Repatriation of overseas corporate earnings through a lower income tax rate had been considered as a potential source for the $200 billion of new direct federal funding that White House officials had said would be part of the president’s $1 trillion, 10-year infrastructure plan.
But the one-page outline of the tax plan distributed Wednesday night simply promised a “one-time tax on trillions of dollars held overseas” with no mention of infrastructure, indicating that the repatriated revenue could instead help reduce the government’s financial hit from tax cuts in the proposal.
It will be more difficult to find more money for infrastructure investments without the link to corporate tax repatriation, said Carl Davis, research director at the Institute of Taxation and Economic Policy.
“This makes it harder,” Davis said, “Tax cuts have been prioritized over infrastructure funding.”

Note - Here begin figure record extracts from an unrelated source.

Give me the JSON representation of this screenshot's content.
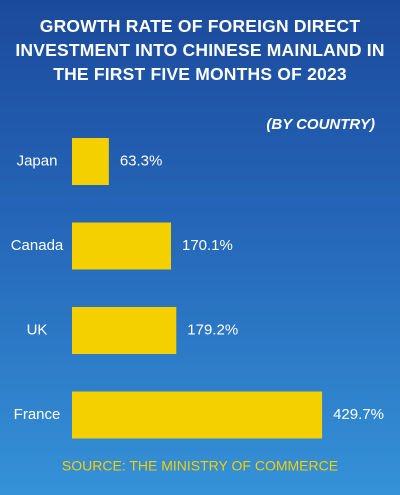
{
  "chart_data": {
    "type": "bar",
    "orientation": "horizontal",
    "title": "GROWTH RATE OF FOREIGN DIRECT INVESTMENT INTO CHINESE MAINLAND IN THE FIRST FIVE MONTHS OF 2023",
    "subtitle": "(BY COUNTRY)",
    "categories": [
      "Japan",
      "Canada",
      "UK",
      "France"
    ],
    "values": [
      63.3,
      170.1,
      179.2,
      429.7
    ],
    "value_labels": [
      "63.3%",
      "170.1%",
      "179.2%",
      "429.7%"
    ],
    "color": "#f5d000",
    "source": "SOURCE: THE MINISTRY OF COMMERCE"
  }
}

Transportation proponents have become accustomed to being disappointed by the level of infrastructure investment coming from the federal government, he said.
“I doubt that most advocates are shocked that infrastructure has been deprioritized yet again,” Davis said. “It's telling that states as varied as California, Indiana, Montana, Tennessee, and Utah have passed increases in their fuel tax rates this year. State lawmakers are taking action even when Congress won't.”
If President Trump had included infrastructure funding in his plan, it would likely have required paring back the tax cuts, Davis noted.
The proposed tax cuts would significantly reduce federal revenues, further imperiling new transportation funding, he said.
“Federal lawmakers are clearly prioritizing tax cuts at the moment, and that goal is fundamentally inconsistent with investing more in our nation's infrastructure, or in any other public priority,” Davis said.
The tax proposal is too vague to get much direction from it, said Marc Goldwein, senior policy director at the Committee for a Responsible Federal Budget.
“It’s the same trade-off as it’s always been,” he said. “If the administration uses $200 billion for tax reform, they can’t use it for infrastructure. My main concern with the single-page, double-spaced tax proposal with bullet points is that it would add $5 trillion to the national debt, and without revenue for infrastructure you’d make the revenue hole even deeper by losing all the economic gains that could be provided.”
Meanwhile, the American Public Transportation Association said President Trump’s budget blueprint for fiscal 2018 jeopardizes $38 billion in planned transit projects and could result in economic loses totaling $90 billion.
The ‘skinny’ budget plan released in March would cut off funding next year for a transit grant program that had been expected to help build 53 projects in 23 states, APTA added.
Trump’s 64-page budget blueprint for fiscal 2018 would halt grants from the $2.3 billion per year capital improvement grant program except for those projects already covered by a completed and signed full funding agreement with the Federal Transit Administration.
The budget proposal also would wipe out the $500 million expected in fiscal 2018 for the Transportation Investment Generating Economic Recovery (TIGER) grant program.
The president’s $1 trillion infrastructure plan should include $200 billion for public transportation infrastructure, said Richard White, the acting president of APTA.
It would take nearly $90 billion just to get transit systems into a state of good repair, White said.
“This additional investment is the key to addressing the nation’s aging public transportation infrastructure,” he said.